Comme j’ai pu l’expliquer, les personnes devaient par le passé s’adapter au langage de l’administration qui n’est pas toujours simple pour l’accès aux droits. Certains courriers envoyés aux allocataires utilisent des termes bien difficile à comprendre pour toute personne normalement constituée. Le top dans le langage obscur est sans doute celui de l’administration fiscale même si certains progrès sont à noter. De nombreuses personnes sont d’ailleurs très inquiètes d’avoir à faire prochainement leur déclaration en ligne.  Aujoud’hui , un deuxième langage s’ajoute à celui de l’administration, c’est celui qui accompagne l’utilisation des programmes informatiques en ligne. C’est donc la double peine, pour comprendre ce qui se passe quand un problème se pose. Est-ce que cela vient de l’ordinateur ou du smartphone que j’utilise ? Ou est-ce plutôt un problème administratif qui est mal traité par le logiciel ? Est-ce ma situation particulière qui n’est pas prévue ni programmée ? Est-ce que j’a bien validé ma demande ? Bref si le numérique est utile pour 80 à 90% des personnes qui l’utilisent, ça « buggue » pour les 10% à 20% qui restent souvent sans réponses appropriées. Or 10% à 20%de la population française, cela représente  beaucoup de monde. Il n’est donc pas étonnant que les permanences de travailleurs sociaux soient engorgées à certaines périodes de l’année.

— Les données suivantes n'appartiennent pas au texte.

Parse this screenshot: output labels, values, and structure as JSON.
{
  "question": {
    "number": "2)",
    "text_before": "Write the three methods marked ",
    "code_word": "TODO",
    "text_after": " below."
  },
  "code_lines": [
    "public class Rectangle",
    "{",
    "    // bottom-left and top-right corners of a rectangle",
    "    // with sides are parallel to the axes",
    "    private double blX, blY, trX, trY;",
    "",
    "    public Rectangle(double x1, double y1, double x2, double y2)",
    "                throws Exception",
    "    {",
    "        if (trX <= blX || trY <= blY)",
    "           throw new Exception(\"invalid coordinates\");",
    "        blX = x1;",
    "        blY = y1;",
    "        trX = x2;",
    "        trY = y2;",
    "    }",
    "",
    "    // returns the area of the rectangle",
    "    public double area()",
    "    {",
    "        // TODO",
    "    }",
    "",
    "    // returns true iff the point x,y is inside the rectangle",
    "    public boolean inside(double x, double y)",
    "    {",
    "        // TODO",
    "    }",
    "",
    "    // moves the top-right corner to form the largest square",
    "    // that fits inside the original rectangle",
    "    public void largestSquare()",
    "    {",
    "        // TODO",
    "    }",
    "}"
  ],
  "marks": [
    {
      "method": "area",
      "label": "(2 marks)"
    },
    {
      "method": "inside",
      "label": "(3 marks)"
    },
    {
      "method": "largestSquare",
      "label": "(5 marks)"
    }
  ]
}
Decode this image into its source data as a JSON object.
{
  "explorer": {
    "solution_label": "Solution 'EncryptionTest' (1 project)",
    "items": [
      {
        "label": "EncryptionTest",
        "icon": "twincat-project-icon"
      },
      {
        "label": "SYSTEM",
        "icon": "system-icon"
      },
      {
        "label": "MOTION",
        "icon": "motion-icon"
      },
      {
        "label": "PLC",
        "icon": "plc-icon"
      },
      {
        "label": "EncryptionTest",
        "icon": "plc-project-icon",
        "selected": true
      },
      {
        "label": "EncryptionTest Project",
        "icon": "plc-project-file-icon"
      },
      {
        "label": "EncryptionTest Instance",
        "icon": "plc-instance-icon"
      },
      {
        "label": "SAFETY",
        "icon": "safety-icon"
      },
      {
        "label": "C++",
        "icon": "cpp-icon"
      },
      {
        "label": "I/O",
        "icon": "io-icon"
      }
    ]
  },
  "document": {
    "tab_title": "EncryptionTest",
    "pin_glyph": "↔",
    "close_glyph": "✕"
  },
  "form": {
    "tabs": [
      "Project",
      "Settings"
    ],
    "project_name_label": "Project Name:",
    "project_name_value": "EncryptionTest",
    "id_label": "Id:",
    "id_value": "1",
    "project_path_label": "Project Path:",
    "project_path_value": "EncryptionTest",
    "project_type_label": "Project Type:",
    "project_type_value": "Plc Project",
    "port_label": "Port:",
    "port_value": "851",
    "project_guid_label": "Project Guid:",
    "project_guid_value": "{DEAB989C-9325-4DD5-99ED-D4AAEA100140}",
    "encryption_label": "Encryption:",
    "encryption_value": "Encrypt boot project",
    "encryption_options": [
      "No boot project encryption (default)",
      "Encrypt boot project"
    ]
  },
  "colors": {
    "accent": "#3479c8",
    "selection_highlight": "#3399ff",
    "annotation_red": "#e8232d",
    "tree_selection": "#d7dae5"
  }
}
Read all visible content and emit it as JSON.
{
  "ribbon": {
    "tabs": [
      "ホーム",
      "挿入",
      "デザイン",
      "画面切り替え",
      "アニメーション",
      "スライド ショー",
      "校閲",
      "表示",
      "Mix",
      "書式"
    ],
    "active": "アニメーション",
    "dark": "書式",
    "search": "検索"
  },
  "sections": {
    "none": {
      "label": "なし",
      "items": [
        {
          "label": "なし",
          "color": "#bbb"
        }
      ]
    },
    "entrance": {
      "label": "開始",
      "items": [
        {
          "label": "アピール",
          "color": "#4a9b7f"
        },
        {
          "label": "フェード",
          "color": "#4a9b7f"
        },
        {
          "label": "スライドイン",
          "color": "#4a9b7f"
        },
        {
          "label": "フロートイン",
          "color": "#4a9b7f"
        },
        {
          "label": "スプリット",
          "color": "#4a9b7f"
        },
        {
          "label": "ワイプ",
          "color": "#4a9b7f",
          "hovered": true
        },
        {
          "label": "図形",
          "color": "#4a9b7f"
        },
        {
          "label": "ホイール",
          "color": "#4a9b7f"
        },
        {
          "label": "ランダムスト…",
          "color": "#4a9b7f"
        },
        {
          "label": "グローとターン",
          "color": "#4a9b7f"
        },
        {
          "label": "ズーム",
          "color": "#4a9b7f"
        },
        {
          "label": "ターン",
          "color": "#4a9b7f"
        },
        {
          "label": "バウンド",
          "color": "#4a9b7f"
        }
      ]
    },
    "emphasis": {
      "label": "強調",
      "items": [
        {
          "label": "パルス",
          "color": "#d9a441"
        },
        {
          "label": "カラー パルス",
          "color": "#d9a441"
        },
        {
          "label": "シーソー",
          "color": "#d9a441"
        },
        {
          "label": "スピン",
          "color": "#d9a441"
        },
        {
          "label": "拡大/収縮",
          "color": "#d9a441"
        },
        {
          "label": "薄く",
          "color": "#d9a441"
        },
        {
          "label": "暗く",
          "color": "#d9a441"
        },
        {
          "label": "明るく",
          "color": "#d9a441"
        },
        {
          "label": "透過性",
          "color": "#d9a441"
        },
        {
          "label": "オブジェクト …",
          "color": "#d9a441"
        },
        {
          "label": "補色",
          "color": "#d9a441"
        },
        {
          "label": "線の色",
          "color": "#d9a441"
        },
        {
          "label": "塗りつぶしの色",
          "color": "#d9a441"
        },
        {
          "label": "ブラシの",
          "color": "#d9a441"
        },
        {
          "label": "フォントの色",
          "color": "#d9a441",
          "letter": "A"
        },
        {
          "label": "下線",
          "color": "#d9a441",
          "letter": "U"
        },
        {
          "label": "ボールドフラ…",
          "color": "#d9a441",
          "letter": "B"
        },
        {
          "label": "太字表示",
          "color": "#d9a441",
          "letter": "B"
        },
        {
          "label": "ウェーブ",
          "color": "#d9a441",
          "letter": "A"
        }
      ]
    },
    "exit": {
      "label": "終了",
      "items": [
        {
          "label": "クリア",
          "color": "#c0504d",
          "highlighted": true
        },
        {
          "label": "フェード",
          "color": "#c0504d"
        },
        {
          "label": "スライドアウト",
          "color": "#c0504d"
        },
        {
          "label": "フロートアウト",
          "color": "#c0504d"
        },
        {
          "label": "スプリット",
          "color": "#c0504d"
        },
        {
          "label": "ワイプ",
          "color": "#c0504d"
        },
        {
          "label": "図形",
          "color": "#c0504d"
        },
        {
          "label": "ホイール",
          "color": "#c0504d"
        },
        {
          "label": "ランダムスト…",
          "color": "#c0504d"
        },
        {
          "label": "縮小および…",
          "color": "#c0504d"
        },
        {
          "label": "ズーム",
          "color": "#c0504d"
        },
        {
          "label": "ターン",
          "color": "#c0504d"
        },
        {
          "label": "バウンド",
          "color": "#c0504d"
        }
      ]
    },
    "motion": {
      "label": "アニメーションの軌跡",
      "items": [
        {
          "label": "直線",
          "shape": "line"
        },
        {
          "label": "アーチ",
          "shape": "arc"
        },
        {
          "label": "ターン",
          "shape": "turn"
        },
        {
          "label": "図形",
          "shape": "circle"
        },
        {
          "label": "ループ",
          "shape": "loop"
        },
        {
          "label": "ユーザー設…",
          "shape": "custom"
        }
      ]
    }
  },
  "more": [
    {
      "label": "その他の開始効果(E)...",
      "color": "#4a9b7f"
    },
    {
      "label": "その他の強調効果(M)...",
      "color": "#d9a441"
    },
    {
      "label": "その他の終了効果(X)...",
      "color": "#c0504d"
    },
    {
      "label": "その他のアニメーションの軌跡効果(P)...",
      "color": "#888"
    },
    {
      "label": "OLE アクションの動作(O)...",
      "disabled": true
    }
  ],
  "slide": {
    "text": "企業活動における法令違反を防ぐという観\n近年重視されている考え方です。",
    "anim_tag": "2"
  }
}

Pour pallier à cela une responsable et une secrétaire d’une maison des solidarités (MDS de Borderouge à Toulouse) ont présenté lors de ce temps de rencontre une expérimentation intéressante. Un poste informatique complet a été installé et mis à la disposition de  tous les habitants du territoire où elles interviennent, public qui utilise les services de la MDS ou non. Cela peut paraitre évident pour certains mais au final cela ne l’est pas tant que ça et peu de services sociaux départementaux proposent du matériel en libre service à l’ensemble des habitants d’une territoire, alors que c’est pourtant fort utile.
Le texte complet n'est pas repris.